The other thing that can affect bulge is the porportions of the sac itself. That 35x20x10 sac is pretty long and flat, so if it was totally filled, it would approach becoming an 19" diameter sac, that is 35 inches long or so, which is about 9800 cubic inches of volume, which is in the 350# range. If you look at the cross sectional area of the 20x10, that is 200 square inches, and a perimeter of 60". A circle with that much perimeter (circumference) has about 280 square inches of area.

So I would have to say the the 30x16x16 sacs weigh about 285 pounds.

Barefoot International will tell you that they will expand to fit whatever are they are in, if they are big enough, which is true, but there are a few things everyone should keep in mind. With the weight of that water, those sacs will put pressure on everything around it. Seats, lockers, engine partitions, amps, etc. I know that quite a few guys have reinforced their engine partitions because the sacs were pushing them too much. Corners of amps can be very sharp. Also, this can put too much stress on latches and such.

So in my mind, getting the largest sac that will fit might not be the best idea, especially if an automatic pump system is used.

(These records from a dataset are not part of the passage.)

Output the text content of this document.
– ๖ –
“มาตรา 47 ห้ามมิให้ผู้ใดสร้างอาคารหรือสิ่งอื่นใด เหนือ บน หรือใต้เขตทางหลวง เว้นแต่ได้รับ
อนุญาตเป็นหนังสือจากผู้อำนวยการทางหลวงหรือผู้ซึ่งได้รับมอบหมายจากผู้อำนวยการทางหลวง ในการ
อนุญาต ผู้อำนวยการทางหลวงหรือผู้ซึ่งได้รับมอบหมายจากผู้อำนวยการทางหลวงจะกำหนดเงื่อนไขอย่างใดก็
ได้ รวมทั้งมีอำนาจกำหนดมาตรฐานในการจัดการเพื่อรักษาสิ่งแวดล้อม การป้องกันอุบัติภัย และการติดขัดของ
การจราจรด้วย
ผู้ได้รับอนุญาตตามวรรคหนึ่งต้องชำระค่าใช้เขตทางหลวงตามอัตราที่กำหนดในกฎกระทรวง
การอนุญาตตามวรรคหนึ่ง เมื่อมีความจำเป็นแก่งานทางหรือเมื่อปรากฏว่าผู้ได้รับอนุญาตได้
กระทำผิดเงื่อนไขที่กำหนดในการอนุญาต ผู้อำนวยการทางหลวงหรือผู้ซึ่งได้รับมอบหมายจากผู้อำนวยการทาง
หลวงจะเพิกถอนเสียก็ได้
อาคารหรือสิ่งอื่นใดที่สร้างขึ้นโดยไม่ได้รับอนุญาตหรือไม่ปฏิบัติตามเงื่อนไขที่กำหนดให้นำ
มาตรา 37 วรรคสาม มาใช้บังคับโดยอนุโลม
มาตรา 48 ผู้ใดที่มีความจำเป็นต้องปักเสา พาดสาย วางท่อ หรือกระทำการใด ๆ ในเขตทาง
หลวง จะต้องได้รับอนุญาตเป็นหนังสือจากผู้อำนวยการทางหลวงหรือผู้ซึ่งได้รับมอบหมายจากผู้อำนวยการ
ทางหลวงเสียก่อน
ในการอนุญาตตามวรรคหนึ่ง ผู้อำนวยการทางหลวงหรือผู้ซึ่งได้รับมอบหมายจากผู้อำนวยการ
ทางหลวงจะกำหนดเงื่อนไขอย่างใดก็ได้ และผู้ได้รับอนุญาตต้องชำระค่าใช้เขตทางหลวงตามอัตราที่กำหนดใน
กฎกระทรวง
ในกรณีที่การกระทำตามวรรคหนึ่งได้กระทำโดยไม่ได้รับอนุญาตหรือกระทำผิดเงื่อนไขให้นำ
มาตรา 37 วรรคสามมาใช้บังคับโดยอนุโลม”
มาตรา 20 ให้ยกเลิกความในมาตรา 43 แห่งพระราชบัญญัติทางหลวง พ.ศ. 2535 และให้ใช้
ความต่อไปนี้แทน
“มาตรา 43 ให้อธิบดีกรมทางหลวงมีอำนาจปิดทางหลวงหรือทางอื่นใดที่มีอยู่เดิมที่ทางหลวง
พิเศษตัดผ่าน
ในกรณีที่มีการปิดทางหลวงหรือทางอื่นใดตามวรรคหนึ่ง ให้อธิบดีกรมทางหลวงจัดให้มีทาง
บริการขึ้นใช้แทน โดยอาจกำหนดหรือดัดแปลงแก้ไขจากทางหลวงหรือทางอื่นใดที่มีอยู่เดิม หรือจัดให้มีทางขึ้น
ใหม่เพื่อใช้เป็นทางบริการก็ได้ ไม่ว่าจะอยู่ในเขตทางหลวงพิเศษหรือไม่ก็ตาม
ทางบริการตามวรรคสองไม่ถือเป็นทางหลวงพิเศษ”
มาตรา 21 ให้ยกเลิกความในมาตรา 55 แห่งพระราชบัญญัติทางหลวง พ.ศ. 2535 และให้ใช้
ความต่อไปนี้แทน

If a compartment is, let's say 18x18x46, a 20x20x50 sac will fit, but will not fill up all the way and will put extra pressure on the surrounding items. However, a 16x16x42 will bulge slightly larger than its listed size, but will put less pressure on the stuff around it, so it may be a safer bet. The one caveat to that is that it will become more round, as mentioned above, which may lead to it "rolling" back and forth a bit, which may or may not be an issue.

bzubke1
03-10-2012, 01:00 PM
Nice write up. That info should help some people out.